A system using a conventional image sensor requires a few relatively simple elements in the production environment, that is, good and even lighting and a defined field of view in which the object is observed.
AI at the edge
Once trained on good examples of objects presented in different orientations, DVI can detect all the features of an object in its field of view. When inspecting a similar item on a production line it compares the object’s features against the samples used to train the system. An operator is not required to identify these features, as they are automatically extracted through the AI algorithm from the training images.
In operation, the system returns an anomaly score that measures the degree of defectiveness found in each inspected image. The only requirement is to define the threshold between good and bad, pass and fail, which defines the sensitivity of the inspection. The range of the anomaly score changes depending on the training images. For example, in the case of fast moving consumer goods such as baked products, the anomaly score may span a range different to one used for medical supplies, such as hypodermic syringes. When training, the system returns a suggested threshold, which the operator can freely adjust to target a specific system sensitivity.
The system can tag images of defective objects, showing where the defect has been detected. This can be useful for reworking high value items or building operational data for improving processes.
Processing requirements
DVI is built on a Yocto distribution using a proprietary software library with a C++ interface and a Python API. The library, including training, is provided with an unlimited and perpetual licence.
A graphical user interface written in Python is included for evaluation purposes. The core library can be wrapped in an OEM’s own application, designed to interface with the vision system, a custom HMI, and interface to operational equipment, such as PLCs over SCADA or other protocols.
The software application is partitioned across the resources of the i.MX 8M Plus. This includes the device’s Arm Cortex-A53 application multiprocessor core and NXP’s neural processing unit (NPU), which has been developed specifically to accelerate machine learning and AI applications.
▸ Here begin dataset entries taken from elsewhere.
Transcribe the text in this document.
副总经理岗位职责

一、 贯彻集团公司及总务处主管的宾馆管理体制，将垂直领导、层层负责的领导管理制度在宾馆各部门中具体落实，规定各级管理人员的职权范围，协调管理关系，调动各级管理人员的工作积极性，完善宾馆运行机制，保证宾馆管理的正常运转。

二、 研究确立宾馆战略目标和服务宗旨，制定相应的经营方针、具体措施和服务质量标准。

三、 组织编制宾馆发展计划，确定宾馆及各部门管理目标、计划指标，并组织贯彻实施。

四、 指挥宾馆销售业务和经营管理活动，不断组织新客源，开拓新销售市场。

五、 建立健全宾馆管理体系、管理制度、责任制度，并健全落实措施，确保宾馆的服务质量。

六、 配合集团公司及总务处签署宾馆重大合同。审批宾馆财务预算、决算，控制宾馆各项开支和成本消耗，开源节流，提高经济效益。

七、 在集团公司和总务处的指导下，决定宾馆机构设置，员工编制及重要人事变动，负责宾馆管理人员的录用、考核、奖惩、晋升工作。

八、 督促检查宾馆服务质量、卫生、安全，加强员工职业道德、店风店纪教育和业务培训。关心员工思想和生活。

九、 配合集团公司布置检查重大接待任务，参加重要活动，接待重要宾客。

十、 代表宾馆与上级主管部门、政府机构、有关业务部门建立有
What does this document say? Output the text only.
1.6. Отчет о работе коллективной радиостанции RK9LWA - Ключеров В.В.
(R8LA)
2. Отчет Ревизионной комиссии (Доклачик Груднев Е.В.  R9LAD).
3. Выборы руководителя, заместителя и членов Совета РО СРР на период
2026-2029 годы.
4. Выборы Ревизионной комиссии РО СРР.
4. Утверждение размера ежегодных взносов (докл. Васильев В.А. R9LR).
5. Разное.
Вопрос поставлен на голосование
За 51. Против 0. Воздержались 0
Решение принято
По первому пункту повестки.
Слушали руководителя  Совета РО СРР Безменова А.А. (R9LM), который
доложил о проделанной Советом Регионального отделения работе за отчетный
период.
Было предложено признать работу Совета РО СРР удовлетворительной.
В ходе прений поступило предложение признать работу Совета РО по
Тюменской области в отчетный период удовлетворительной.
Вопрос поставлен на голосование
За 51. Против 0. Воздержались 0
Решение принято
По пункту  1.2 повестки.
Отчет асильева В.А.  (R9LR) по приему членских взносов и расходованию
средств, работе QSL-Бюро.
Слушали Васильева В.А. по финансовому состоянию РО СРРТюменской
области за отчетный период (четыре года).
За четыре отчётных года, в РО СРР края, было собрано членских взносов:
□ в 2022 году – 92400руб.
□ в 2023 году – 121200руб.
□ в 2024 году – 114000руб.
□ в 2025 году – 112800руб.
It can deliver 2.3TOPS to accelerate the AI algorithm in the vision system.
The application code uses the homogeneous and heterogeneous resources of the processor, using the CPUs and NPU when training the system and inspecting objects. Currently, the software framework does not use the graphics processor available on the i.MX 8M Plus, but it is possible to exploit this resource to accelerate the application.
Although the loading on the processor resources varies in operation, the NPU is used close to 100% to accelerate the system’s AI features. The core CPUs are used to around 50%, leaving capacity for other customer features to be added according to the production application. Even without using the graphics processor, training the system takes seconds to minutes. Inspection requires only tens to hundreds of milliseconds.
In this way, defect detection using AI-enabled vision systems is complementary to an automated production environment, without requiring full integration into existing operational equipment. It can be added to existing manual and automated workflows.
Low-power and cost-optimised hardware platforms, coupled with ready-to-use application-specific software libraries, provide OEMs with easy access to the means to boost productivity.
Turnkey solutions provi
de all the gains without any of the development pains associated with using AI in an industrial environment.